Si ya ha tenido que venir el Tribunal Superior de Justicia a anular el Consejo regional de medio ambiente de Castilla y León por la amalgama de intereses que impedían el derecho a la participación ciudadana, ¿debemos pensar que es únicamente la Fundación Patrimonio Natural de Castilla y León la garante de los derechos de la ciudadanía a la protección de su tierra?

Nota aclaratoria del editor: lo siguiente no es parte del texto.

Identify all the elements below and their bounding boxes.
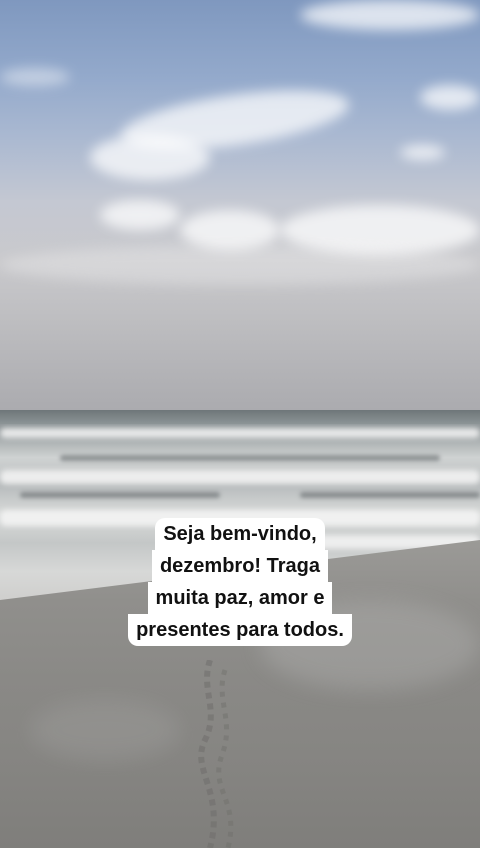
wave-line — [20, 492, 220, 498]
cloud — [300, 0, 480, 30]
cloud — [90, 135, 210, 180]
cloud — [180, 210, 280, 250]
cloud — [420, 85, 480, 110]
cloud — [100, 200, 180, 230]
sky-photo-area — [0, 0, 480, 420]
wet-sand-reflection — [30, 700, 180, 760]
cloud — [0, 68, 70, 86]
caption-line: muita paz, amor e — [147, 582, 333, 614]
caption-line: dezembro! Traga — [151, 550, 329, 582]
caption-line: presentes para todos. — [128, 614, 352, 646]
horizon-line — [0, 410, 480, 424]
cloud — [0, 245, 480, 285]
cloud — [400, 145, 445, 160]
caption-line: Seja bem-vindo, — [155, 518, 325, 550]
wave-line — [300, 492, 480, 498]
wave-line — [60, 455, 440, 461]
story-viewer[interactable]: Seja bem-vindo, dezembro! Traga muita pa… — [0, 0, 480, 848]
wave-foam — [0, 470, 480, 484]
wave-foam — [0, 428, 480, 438]
caption-sticker[interactable]: Seja bem-vindo, dezembro! Traga muita pa… — [0, 518, 480, 646]
footprints-trail — [198, 660, 234, 848]
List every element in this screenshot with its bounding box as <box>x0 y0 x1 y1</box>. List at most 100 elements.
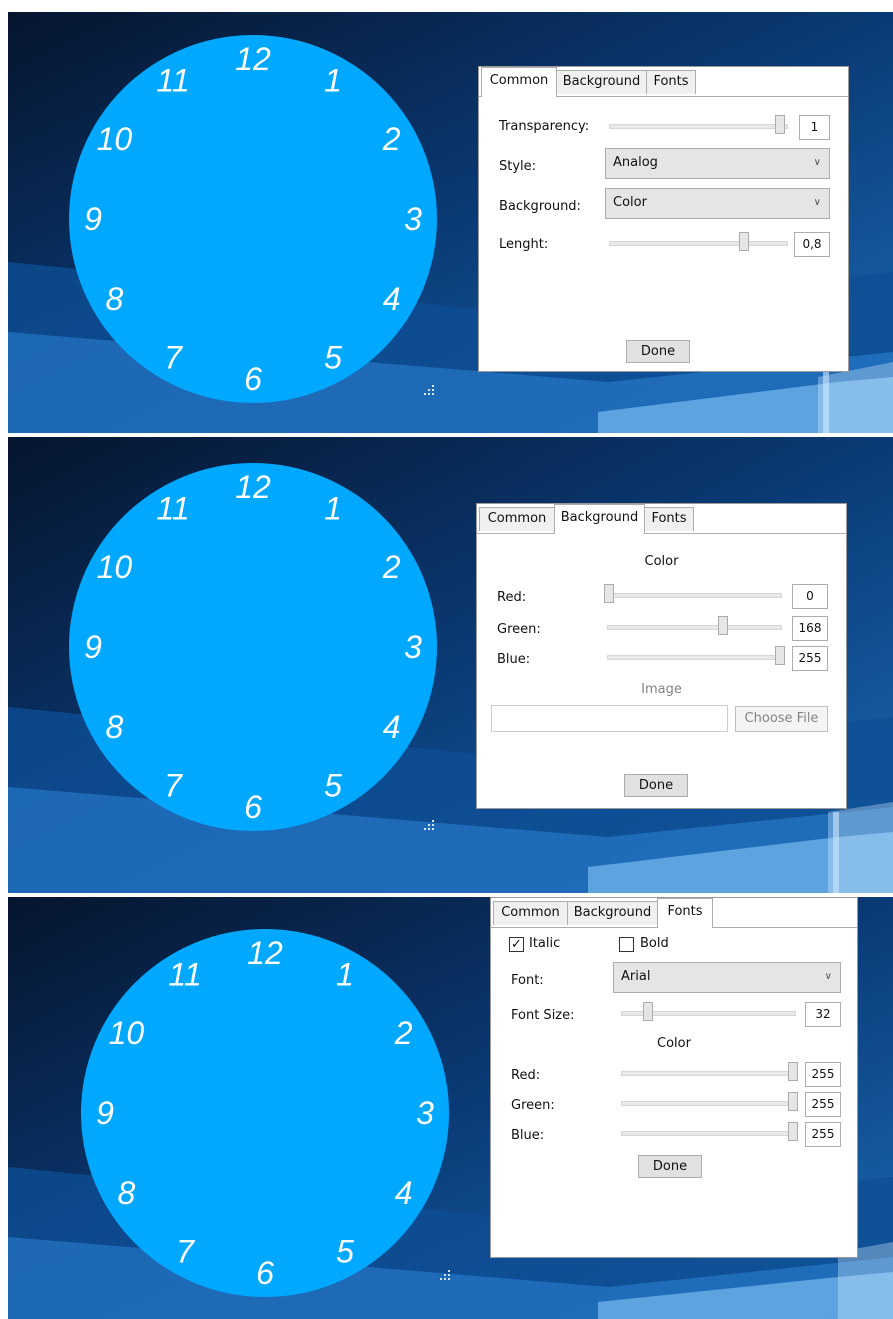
font-size-value[interactable]: 32 <box>805 1002 841 1027</box>
clock-number-9: 9 <box>84 201 102 237</box>
length-value[interactable]: 0,8 <box>794 232 830 257</box>
settings-dialog: Common Background Fonts Transparency: 1 … <box>478 66 849 372</box>
tab-content-background: Color Red: 0 Green: 168 Blue: 255 Image … <box>477 533 846 808</box>
bold-label[interactable]: Bold <box>640 936 669 951</box>
green-value[interactable]: 255 <box>805 1092 841 1117</box>
clock-number-2: 2 <box>382 121 401 157</box>
font-dropdown-value: Arial <box>621 969 651 984</box>
tab-fonts[interactable]: Fonts <box>646 70 696 94</box>
clock-number-7: 7 <box>164 768 183 804</box>
tab-fonts[interactable]: Fonts <box>657 898 713 928</box>
clock-face <box>69 35 437 403</box>
done-button[interactable]: Done <box>624 774 688 797</box>
clock-number-9: 9 <box>84 629 102 665</box>
clock-number-1: 1 <box>324 490 342 526</box>
tab-background[interactable]: Background <box>554 504 645 534</box>
red-slider-thumb[interactable] <box>604 584 614 603</box>
blue-slider[interactable] <box>607 655 782 660</box>
clock-number-10: 10 <box>109 1015 145 1051</box>
clock-number-11: 11 <box>168 956 201 992</box>
bold-checkbox[interactable] <box>619 937 634 952</box>
clock-number-12: 12 <box>247 935 283 971</box>
red-slider-thumb[interactable] <box>788 1062 798 1081</box>
clock-number-10: 10 <box>97 121 133 157</box>
italic-label[interactable]: Italic <box>529 936 560 951</box>
green-slider-thumb[interactable] <box>788 1092 798 1111</box>
clock-number-3: 3 <box>404 629 422 665</box>
tab-background[interactable]: Background <box>556 70 647 94</box>
clock-number-10: 10 <box>97 549 133 585</box>
tab-common[interactable]: Common <box>481 67 557 97</box>
transparency-label: Transparency: <box>499 119 590 134</box>
background-label: Background: <box>499 199 581 214</box>
tab-common[interactable]: Common <box>493 901 568 925</box>
done-button[interactable]: Done <box>638 1155 702 1178</box>
clock-number-2: 2 <box>382 549 401 585</box>
red-value[interactable]: 0 <box>792 584 828 609</box>
tab-background[interactable]: Background <box>567 901 658 925</box>
style-label: Style: <box>499 159 537 174</box>
blue-slider[interactable] <box>621 1131 796 1136</box>
clock-number-1: 1 <box>324 62 342 98</box>
color-heading: Color <box>644 554 679 569</box>
color-heading: Color <box>657 1036 691 1051</box>
red-slider[interactable] <box>607 593 782 598</box>
red-slider[interactable] <box>621 1071 796 1076</box>
resize-grip-icon[interactable] <box>422 820 436 834</box>
green-slider-thumb[interactable] <box>718 616 728 635</box>
clock-number-7: 7 <box>164 340 183 376</box>
done-button[interactable]: Done <box>626 340 690 363</box>
analog-clock[interactable]: 121234567891011 <box>8 897 468 1319</box>
italic-checkbox[interactable]: ✓ <box>509 937 524 952</box>
green-label: Green: <box>497 622 541 637</box>
font-dropdown[interactable]: Arial ∨ <box>613 962 841 993</box>
image-path-field[interactable] <box>491 705 728 732</box>
background-dropdown-value: Color <box>613 195 647 210</box>
screenshot-panel-fonts: 12 1 2 3 4 5 6 7 8 9 10 11 Common Background Fonts … <box>8 897 893 1319</box>
tab-common[interactable]: Common <box>479 507 555 531</box>
clock-number-4: 4 <box>383 281 401 317</box>
clock-face <box>69 463 437 831</box>
red-value[interactable]: 255 <box>805 1062 841 1087</box>
length-slider[interactable] <box>609 241 788 246</box>
clock-number-12: 12 <box>235 41 271 77</box>
clock-number-5: 5 <box>324 340 342 376</box>
analog-clock[interactable]: 121234567891011 <box>8 437 468 893</box>
blue-slider-thumb[interactable] <box>788 1122 798 1141</box>
clock-number-4: 4 <box>395 1175 413 1211</box>
blue-slider-thumb[interactable] <box>775 646 785 665</box>
green-slider[interactable] <box>621 1101 796 1106</box>
clock-number-3: 3 <box>404 201 422 237</box>
transparency-value[interactable]: 1 <box>799 115 830 140</box>
clock-number-9: 9 <box>96 1095 114 1131</box>
length-slider-thumb[interactable] <box>739 232 749 251</box>
resize-grip-icon[interactable] <box>438 1270 452 1284</box>
green-label: Green: <box>511 1098 555 1113</box>
font-size-label: Font Size: <box>511 1008 575 1023</box>
green-slider[interactable] <box>607 625 782 630</box>
red-label: Red: <box>497 590 527 605</box>
analog-clock[interactable]: 121234567891011 <box>8 12 468 433</box>
tab-content-common: Transparency: 1 Style: Analog ∨ Backgrou… <box>479 96 848 371</box>
blue-value[interactable]: 255 <box>805 1122 841 1147</box>
tab-fonts[interactable]: Fonts <box>644 507 694 531</box>
choose-file-button[interactable]: Choose File <box>735 706 828 732</box>
tab-strip: Common Background Fonts <box>491 898 857 928</box>
transparency-slider[interactable] <box>609 124 788 129</box>
green-value[interactable]: 168 <box>792 616 828 641</box>
tab-strip: Common Background Fonts <box>479 67 848 97</box>
clock-number-2: 2 <box>394 1015 413 1051</box>
clock-number-12: 12 <box>235 469 271 505</box>
clock-number-6: 6 <box>244 361 262 397</box>
clock-number-6: 6 <box>256 1255 274 1291</box>
settings-dialog: Common Background Fonts ✓ Italic Bold Fo… <box>490 897 858 1258</box>
font-size-slider-thumb[interactable] <box>643 1002 653 1021</box>
blue-value[interactable]: 255 <box>792 646 828 671</box>
clock-number-4: 4 <box>383 709 401 745</box>
clock-number-5: 5 <box>336 1234 354 1270</box>
transparency-slider-thumb[interactable] <box>775 115 785 134</box>
resize-grip-icon[interactable] <box>422 385 436 399</box>
clock-number-1: 1 <box>336 956 354 992</box>
background-dropdown[interactable]: Color ∨ <box>605 188 830 219</box>
style-dropdown[interactable]: Analog ∨ <box>605 148 830 179</box>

Al margen del muy necesario debate (que ya hemos desarrollado en otras ocasiones) respecto al turbio entramado de fundaciones, empresas semi-públicas y demás procesos privatizadores de lo institucional en nuestra comunidad, ¿de verdad es una cuestión menor que la Fundación Patrimonio Natural que tendría que estar velando por la conservación de la dehesa charra y de sus más de 4500 hectáreas protegidas, sus 25.000 árboles en riesgo, su fauna y su incuestionable papel como paisaje cultural – que ya debería haber sido impulsado por esta misma Junta de Castilla y León para su reconocimiento como tal por el Consejo de Europa-, tenga como socios a las principales multinacionales españolas que desarrollan en América Latina la misma política extractiva con la que Berkeley amenaza ahora el Campo Charro?

02

¿De verdad es coherente, por ejemplo, que ACS forme parte del patronato en defensa del patrimonio natural de Castilla y León mientras uno de sus complejos hidroeléctricos ha despojado a más 29.000 indígenas quekchis fuera de su territorio y del acceso mínimo al agua? ¿Esperamos que el patronato de la Fundación proteja aquí lo que desprotege allí? ¿Este patronato de empresas privadas se va a enfrentar a Berkeley?

Más allá de la infatigable movilización ciudadana de Stop Uranio , ¿alguien puede decirnos a qué se debe el silencio institucional de quienes obligatoriamente han de velar por la protección del patrimonio natural en la Junta de Castilla y León?, ¿cómo se posiciona dicha Fundación ante la situación del Campo Charro?, ¿de verdad en nombre del patrimonio natural castellano-leonés se puede guardar silencio ante un daño de estas proporciones? Y si la Fundación Patrimonio Natural no está cumpliendo con los objetivos de protección que la sustentan, “poner en valor los recursos naturales de la Comunidad de manera compatible y sostenible con su conservación y la evolución de su entorno”, ¿es lógico que este organismo siga financiándose con dinero público de los castellano-leoneses?